Using the diameter of the muzzle $d$ and the initial distance between the bullet and the end of the muzzle $l$ we can calculate the volume of the gas to be given by: \begin{equation} V\left(l\right)=\frac{\pi d^2\left(L-l\right)}{4} \end{equation} where $L$ is the total length of the muzzle.

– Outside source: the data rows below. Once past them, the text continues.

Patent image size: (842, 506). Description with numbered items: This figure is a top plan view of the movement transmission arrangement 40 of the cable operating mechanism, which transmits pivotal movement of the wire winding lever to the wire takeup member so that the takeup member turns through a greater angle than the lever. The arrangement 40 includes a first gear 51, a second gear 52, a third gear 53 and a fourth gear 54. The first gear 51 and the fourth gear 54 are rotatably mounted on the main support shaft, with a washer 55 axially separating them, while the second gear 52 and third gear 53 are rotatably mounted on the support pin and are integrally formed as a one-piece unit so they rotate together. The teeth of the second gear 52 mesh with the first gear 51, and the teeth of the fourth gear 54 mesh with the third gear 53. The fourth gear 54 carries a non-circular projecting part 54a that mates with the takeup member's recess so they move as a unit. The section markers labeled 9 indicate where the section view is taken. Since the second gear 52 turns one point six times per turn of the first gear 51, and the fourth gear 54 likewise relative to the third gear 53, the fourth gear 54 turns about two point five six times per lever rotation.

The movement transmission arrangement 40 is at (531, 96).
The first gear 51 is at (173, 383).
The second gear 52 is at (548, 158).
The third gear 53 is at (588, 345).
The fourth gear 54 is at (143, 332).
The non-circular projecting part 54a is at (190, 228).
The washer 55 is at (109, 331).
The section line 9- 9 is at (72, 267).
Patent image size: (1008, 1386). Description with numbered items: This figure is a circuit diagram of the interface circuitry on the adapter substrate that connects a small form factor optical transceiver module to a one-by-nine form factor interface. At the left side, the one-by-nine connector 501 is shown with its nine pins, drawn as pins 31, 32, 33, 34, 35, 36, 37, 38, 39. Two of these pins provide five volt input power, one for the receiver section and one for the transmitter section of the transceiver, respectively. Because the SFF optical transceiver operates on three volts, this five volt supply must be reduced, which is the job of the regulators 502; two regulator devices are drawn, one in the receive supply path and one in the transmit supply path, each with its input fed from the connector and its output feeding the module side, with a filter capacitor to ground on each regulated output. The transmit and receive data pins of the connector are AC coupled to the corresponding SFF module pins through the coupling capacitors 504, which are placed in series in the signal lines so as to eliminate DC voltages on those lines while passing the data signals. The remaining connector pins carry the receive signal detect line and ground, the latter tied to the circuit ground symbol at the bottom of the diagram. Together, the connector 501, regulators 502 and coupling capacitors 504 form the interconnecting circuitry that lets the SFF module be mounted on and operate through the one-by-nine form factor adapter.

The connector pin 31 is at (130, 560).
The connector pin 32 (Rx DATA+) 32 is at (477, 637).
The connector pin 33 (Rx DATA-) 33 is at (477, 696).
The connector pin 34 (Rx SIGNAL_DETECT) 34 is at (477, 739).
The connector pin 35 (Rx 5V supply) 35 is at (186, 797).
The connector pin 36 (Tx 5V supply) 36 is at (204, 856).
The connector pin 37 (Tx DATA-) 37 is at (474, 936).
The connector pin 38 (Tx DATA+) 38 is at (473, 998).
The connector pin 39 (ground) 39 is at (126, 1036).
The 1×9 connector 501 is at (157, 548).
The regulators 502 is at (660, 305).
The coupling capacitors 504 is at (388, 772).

We therefore find from the ideal gas law that: \begin{equation} \begin{aligned} P\left(l\right)&=\frac{nRT}{V\left(l\right)}\\ &=\frac{4nRT}{\pi d^2\left(L-l\right)} \end{aligned} \end{equation} We equivalently have in terms of the initial pressure $P\left(l_0\right)=\frac{4nRT}{\pi d^2\left(L-l_0\right)}$ that: \begin{equation} P\left(l\right)=\frac{P\left(l_0\right)\left(L-l_0\right)}{L-l} \end{equation} Assuming the bullet fills the cross-sectional area of the muzzle we therefore find that the force the gas exerts on the bullet is given by: \begin{equation} \begin{aligned} F\left(l\right)&=P\left(l\right)A\\ &=\frac{\pi d^2P\left(l_0\right)\left(L-l_0\right)}{4\left(L-l\right)} \end{aligned} \end{equation} Assuming the bullet initially begins at rest we find that: \begin{equation} \begin{aligned} W&=-\int_{l_0}^0F\left(l\right)\, \textrm{d}l\\ \implies\frac{1}{2}mv^2&=\frac{\pi d^2P\left(l_0\right)\left(L-l_0\right)}{4}\int_0^{l_0}\frac{\textrm{d}l}{L-l}\\ \implies v&=d\sqrt{\frac{\pi P\left(l_0\right)\left(L-l_0\right)\ln\frac{L}{L-l_0}}{2m}}\\ \end{aligned} \end{equation} Substituting our given values (as $1800\textrm{ atm}\approx 1.824\times 10^8\textrm{ Pa}$) we therefore find that: \begin{equation} \begin{aligned} v&\approx 0.006\sqrt{\frac{\pi\left(1.824\times 10^8\right)\left(0.8-0.01\right)\ln\frac{0.8}{0.8-0.01}}{2\left(0.002\right)}}\\ &\approx 226.4\textrm{ m s}^{-1} \end{aligned} \end{equation}